Now the story became pleasingly plot-heavy and intimately corrupt because Albert Fall was Edward L. Doheny’s oldest friend in the world. They’d played poker together and been partners back in the early 1880s in the wild mining town of Kingston, Arizona. There Fall, a big fellow with piercing black eyes, had never been without a gun and liked to boast that he’d killed men. Since then Fall had done well as a lawyer, and prospered as part of the Santa Fe property ring that ordered the assassination of legendary lawman Pat Garrett, himself the killer of Billy the Kid. Later Fall became senator for the fledgling state of New Mexico—another story, apparently, of the frontier spirit surviving to triumph in the twentieth century. Fall, like Doheny, gained power; but unlike his friend, he didn’t know how to hold on to his money. He lived high and was always short of cash. In 1921, when he took office as Secretary of the Interior, he owed taxes and was heavily in debt—inconveniences he was just managing to keep secret.
Fall arranged for Doheny to meet President Harding, and soon handed his old friend the Elk Hills lease, which Doheny reckoned would be worth more than $100 million. In exchange Doheny agreed to build the vast oil storage facilities that would allow the creation of a deep water port for the U.S. Navy in Hawaii—Pearl Harbor.
All this was incestuous, corrupt in the predictable way of the world, but would have been “perfectly legal,” as Doheny later said, were it not for one detail: on November 30, 1921, Doheny’s son, twenty-eight-year-old Edward L. Doheny, Jr., acting on his father’s instructions, withdrew $100,000 from a New York bank account, stuffed it in a black leather satchel, carried it by train to Washington and, in a room at the Waldman Park Hotel, presented the money—five $20,000 bundles bound with rubber bands—to Albert Fall.
Unknown to the Dohenys, Fall made a similar deal with oilman Harry Sinclair for the Teapot Dome lease, and suddenly awash with ready money, paid off his back taxes, put $40,000 into improvements to his New Mexico ranch, and even bought some adjoining property. Journalist Carl Magee, struck by the mystery of Albert Fall’s sudden new wealth, did some digging and before long uncovered the messy story. Fall resigned and Warren Harding died in disgrace, but not before memorably remarking: “I can take care of my enemies; it’s my friends who are causing me trouble.”

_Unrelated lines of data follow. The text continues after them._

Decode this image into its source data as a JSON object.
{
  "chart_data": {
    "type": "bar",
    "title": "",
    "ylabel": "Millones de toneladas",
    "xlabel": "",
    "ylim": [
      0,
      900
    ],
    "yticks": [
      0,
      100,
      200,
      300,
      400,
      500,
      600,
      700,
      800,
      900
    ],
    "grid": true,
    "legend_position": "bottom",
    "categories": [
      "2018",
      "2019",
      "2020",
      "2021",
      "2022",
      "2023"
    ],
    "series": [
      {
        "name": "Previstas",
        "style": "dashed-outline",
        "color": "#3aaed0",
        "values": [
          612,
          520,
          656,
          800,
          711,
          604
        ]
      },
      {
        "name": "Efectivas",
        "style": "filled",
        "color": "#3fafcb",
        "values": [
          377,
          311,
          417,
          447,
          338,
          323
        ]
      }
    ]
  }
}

By the beginning of 1929 the presidency of Calvin Coolidge was finished, and Herbert Hoover was about to take office. But “Teapot Dome,” as the scandal was known, refused to go away; on the contrary, it became a national symbol of Jazz Age greed and graft, an even more far-reaching version of the Julian Pete. Albert Fall’s ham-fisted attempts at a cover-up only made Doheny’s situation worse. More than seven years after the $100,000 had been handed over—after an endless series of congressional investigations, civil suits, contempt cases, and acquittals that led only to further criminal prosecutions—Doheny faced yet one more trial, with the certainty of further public controversy and disgrace coupled with a real possibility of jail time.
And now Doheny’s son, the deliverer of the black leather satchel, had been killed. On the one hand Leslie White knew all this as he whizzed toward a moment of destiny; on the other hand, he had no idea what he was getting into. He was about to face whole worlds of money and machination that were beyond him. Jake Berman had been a beginning; soon White’s education and disillusionment would really speed up.